There is evidence that both humans and Neandertals used fire, according to George Perry, assistant professor of anthropology and biology, Penn State, who worked with Perdew.
"Our hominin ancestors -- they would technically not be called humans at that time -- were likely using fire at least a million years ago, and some infer an earlier control and use of fire approximately 2 million years ago," said Perry.
Fire would have played an important role for both humans and Neandertals.
"Cooking with fire could have allowed our ancestors to incorporate a broader range of foods in our diets, for example, by softening roots and tubers that might otherwise have been hard to chew," Perry said. "Cooking could also help increase the digestibility of other foods, both in chewing time and reduced energetic investment in digestion."
Fire also provided warmth, particularly in the higher latitudes, according to Perry.
"Besides heating and cooking, humans used -- and still use -- fire for landscape burning and as part of hunting and gathering, and now as part of agriculture," said Perry.
The study may also lend support to a recent theory that the invention of cooking may have helped humans thrive, according to Perdew.
He also suggested that the receptor might give humans a better tolerance for cigarette smoke, allowing people to smoke, but also putting them at risk of cancer and other chronic diseases.
"Our tolerance has allowed us to pick up bad habits," Perdew said.
The researchers used computational and molecular techniques to examine the difference in the genetics of polycyclic aromatic hydrocarbon tolerance between humans and Neandertals. They examined a genomic database of humans, Neandertals and a Denisovan, a hominin more closely related to Neandertals than humans.

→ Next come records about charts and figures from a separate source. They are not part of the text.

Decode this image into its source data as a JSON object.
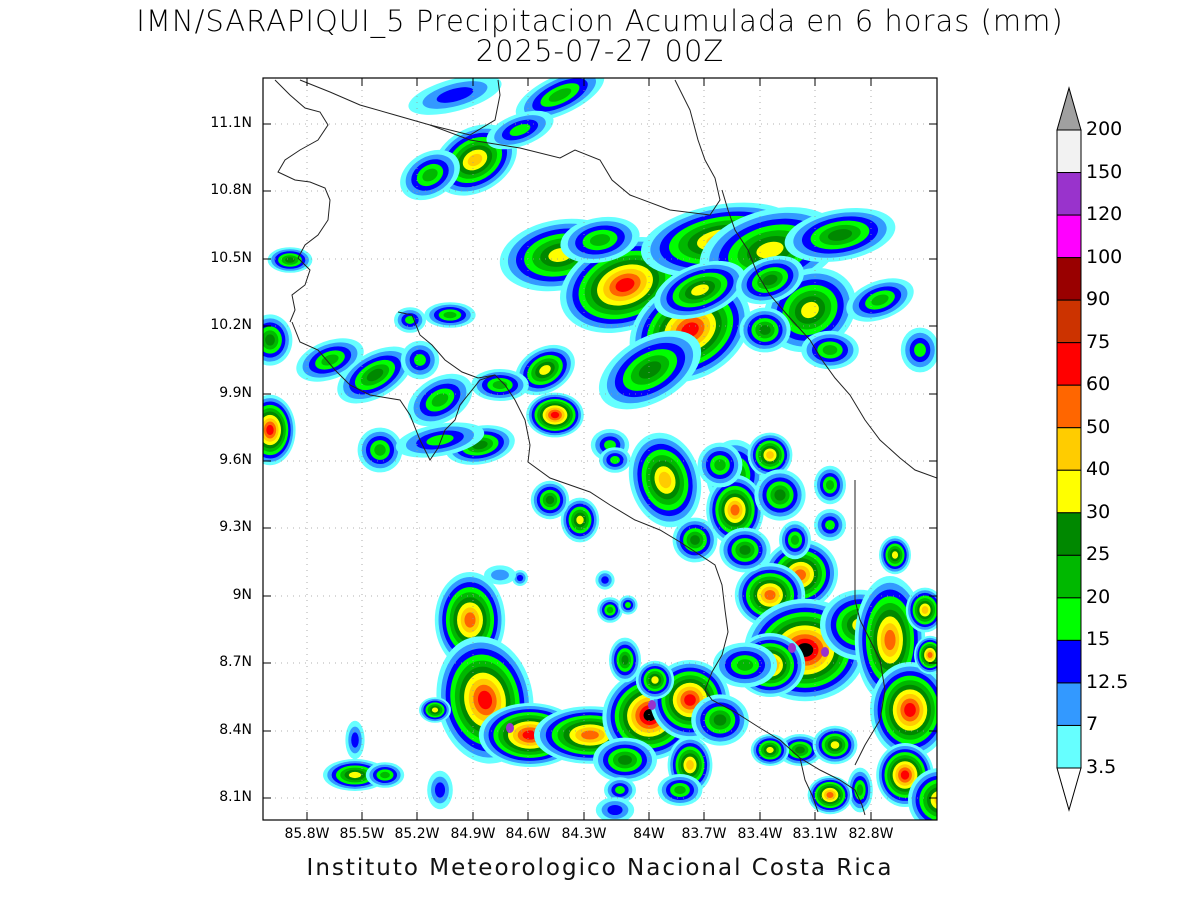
{
  "title_line1": "IMN/SARAPIQUI_5 Precipitacion Acumulada en 6 horas (mm)",
  "title_line2": "2025-07-27 00Z",
  "footer": "Instituto Meteorologico Nacional Costa Rica",
  "lat_ticks": [
    "11.1N",
    "10.8N",
    "10.5N",
    "10.2N",
    "9.9N",
    "9.6N",
    "9.3N",
    "9N",
    "8.7N",
    "8.4N",
    "8.1N"
  ],
  "lon_ticks": [
    "85.8W",
    "85.5W",
    "85.2W",
    "84.9W",
    "84.6W",
    "84.3W",
    "84W",
    "83.7W",
    "83.4W",
    "83.1W",
    "82.8W"
  ],
  "colorbar": {
    "labels": [
      "200",
      "150",
      "120",
      "100",
      "90",
      "75",
      "60",
      "50",
      "40",
      "30",
      "25",
      "20",
      "15",
      "12.5",
      "7",
      "3.5"
    ],
    "colors": [
      "#f2f2f2",
      "#9933cc",
      "#ff00ff",
      "#990000",
      "#cc3300",
      "#ff0000",
      "#ff6600",
      "#ffcc00",
      "#ffff00",
      "#008800",
      "#00b800",
      "#00ff00",
      "#0000ff",
      "#3399ff",
      "#66ffff"
    ],
    "over_color": "#a0a0a0",
    "under_color": "#ffffff"
  },
  "rain_colors": {
    "c1": "#66ffff",
    "c2": "#3399ff",
    "c3": "#0000ff",
    "c4": "#00ff00",
    "c5": "#00b800",
    "c6": "#008800",
    "c7": "#ffff00",
    "c8": "#ffcc00",
    "c9": "#ff6600",
    "c10": "#ff0000",
    "c11": "#9933cc"
  }
}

"We thought the differences in aryl hydrocarbon receptor ligand sensitivity would be about ten-fold, but when we looked at it closely, the differences turned out to be huge," said Perdew. "Having this mutation made a dramatic difference. It was a hundred-fold to as much of a thousand-fold difference."
In contrast, the sensitivity of the aryl hydrocarbon receptor for some endogenous -- produced in the body -- ligands is the same between human and Neanderthal, which further illustrates that modern humans may have adapted to specific environmental toxin exposures through this critical mutation in the aryl hydrocarbon receptor.

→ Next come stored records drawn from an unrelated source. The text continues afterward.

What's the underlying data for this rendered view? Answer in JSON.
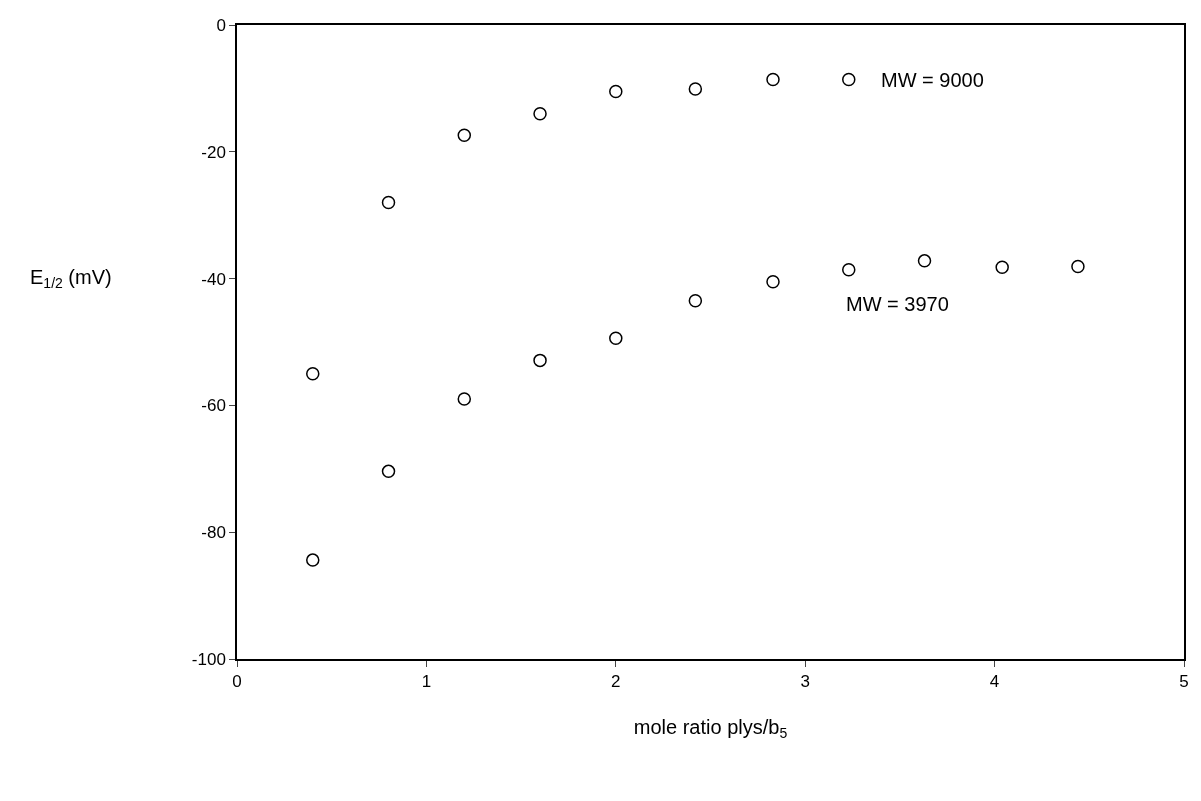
{
  "chart_data": {
    "type": "scatter",
    "xlabel": "mole ratio plys/b$_{5}$",
    "ylabel": "E$_{1/2}$ (mV)",
    "xlim": [
      0,
      5
    ],
    "xticks": [
      0,
      1,
      2,
      3,
      4,
      5
    ],
    "ylim": [
      -100,
      0
    ],
    "yticks": [
      -100,
      -80,
      -60,
      -40,
      -20,
      0
    ],
    "marker": "circle",
    "legend": false,
    "series": [
      {
        "name": "MW = 9000",
        "color": "#000000",
        "x": [
          0.4,
          0.8,
          1.2,
          1.6,
          2.0,
          2.42,
          2.83,
          3.23
        ],
        "values": [
          -55.0,
          -28.0,
          -17.4,
          -14.0,
          -10.5,
          -10.1,
          -8.6,
          -8.6
        ]
      },
      {
        "name": "MW = 3970",
        "color": "#000000",
        "x": [
          0.4,
          0.8,
          1.2,
          1.6,
          2.0,
          2.42,
          2.83,
          3.23,
          3.63,
          4.04,
          4.44
        ],
        "values": [
          -84.4,
          -70.4,
          -59.0,
          -52.9,
          -49.4,
          -43.5,
          -40.5,
          -38.6,
          -37.2,
          -38.2,
          -38.1
        ]
      }
    ]
  }
}
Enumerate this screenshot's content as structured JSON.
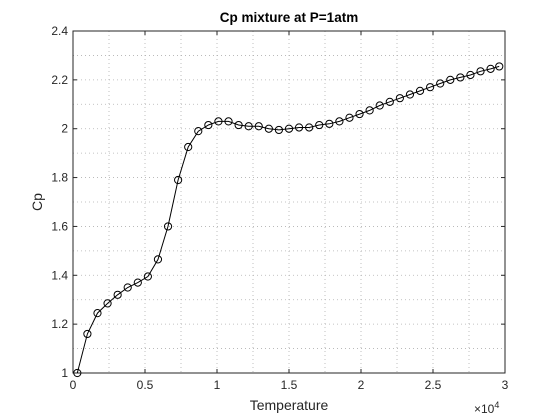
{
  "chart_data": {
    "type": "line",
    "title": "Cp mixture at P=1atm",
    "xlabel": "Temperature",
    "ylabel": "Cp",
    "x_exponent_base": "×10",
    "x_exponent_power": "4",
    "xlim": [
      0,
      30000
    ],
    "ylim": [
      1,
      2.4
    ],
    "x_ticks": [
      0,
      5000,
      10000,
      15000,
      20000,
      25000,
      30000
    ],
    "x_tick_labels": [
      "0",
      "0.5",
      "1",
      "1.5",
      "2",
      "2.5",
      "3"
    ],
    "y_ticks": [
      1,
      1.2,
      1.4,
      1.6,
      1.8,
      2,
      2.2,
      2.4
    ],
    "y_tick_labels": [
      "1",
      "1.2",
      "1.4",
      "1.6",
      "1.8",
      "2",
      "2.2",
      "2.4"
    ],
    "grid": "minor-dotted",
    "legend": "none",
    "line_color": "#000000",
    "marker": "circle",
    "series": [
      {
        "x": [
          300,
          1000,
          1700,
          2400,
          3100,
          3800,
          4500,
          5200,
          5900,
          6600,
          7300,
          8000,
          8700,
          9400,
          10100,
          10800,
          11500,
          12200,
          12900,
          13600,
          14300,
          15000,
          15700,
          16400,
          17100,
          17800,
          18500,
          19200,
          19900,
          20600,
          21300,
          22000,
          22700,
          23400,
          24100,
          24800,
          25500,
          26200,
          26900,
          27600,
          28300,
          29000,
          29600
        ],
        "values": [
          1.0,
          1.16,
          1.245,
          1.285,
          1.32,
          1.35,
          1.37,
          1.395,
          1.465,
          1.6,
          1.79,
          1.925,
          1.99,
          2.015,
          2.03,
          2.03,
          2.015,
          2.01,
          2.01,
          2.0,
          1.995,
          2.0,
          2.005,
          2.005,
          2.015,
          2.02,
          2.03,
          2.045,
          2.06,
          2.075,
          2.095,
          2.11,
          2.125,
          2.14,
          2.155,
          2.17,
          2.185,
          2.2,
          2.21,
          2.22,
          2.235,
          2.245,
          2.255
        ]
      }
    ]
  }
}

Perdew and Perry also worked with Troy D. Hubbard, graduate student and Aswathy Sevastian, computational scientist, both in biochemistry and molecular biology; Iain A. Murray, research associate in veterinary and biomedical sciences; Alexis P. Sullivan, doctoral student in biology and Nina Jablonski, Evan Pugh University Professor of Anthropology, all of Penn State and William H. Bisson, assistant professor of agricultural sciences, Oregon State University.
National Institutes of Health supported this work.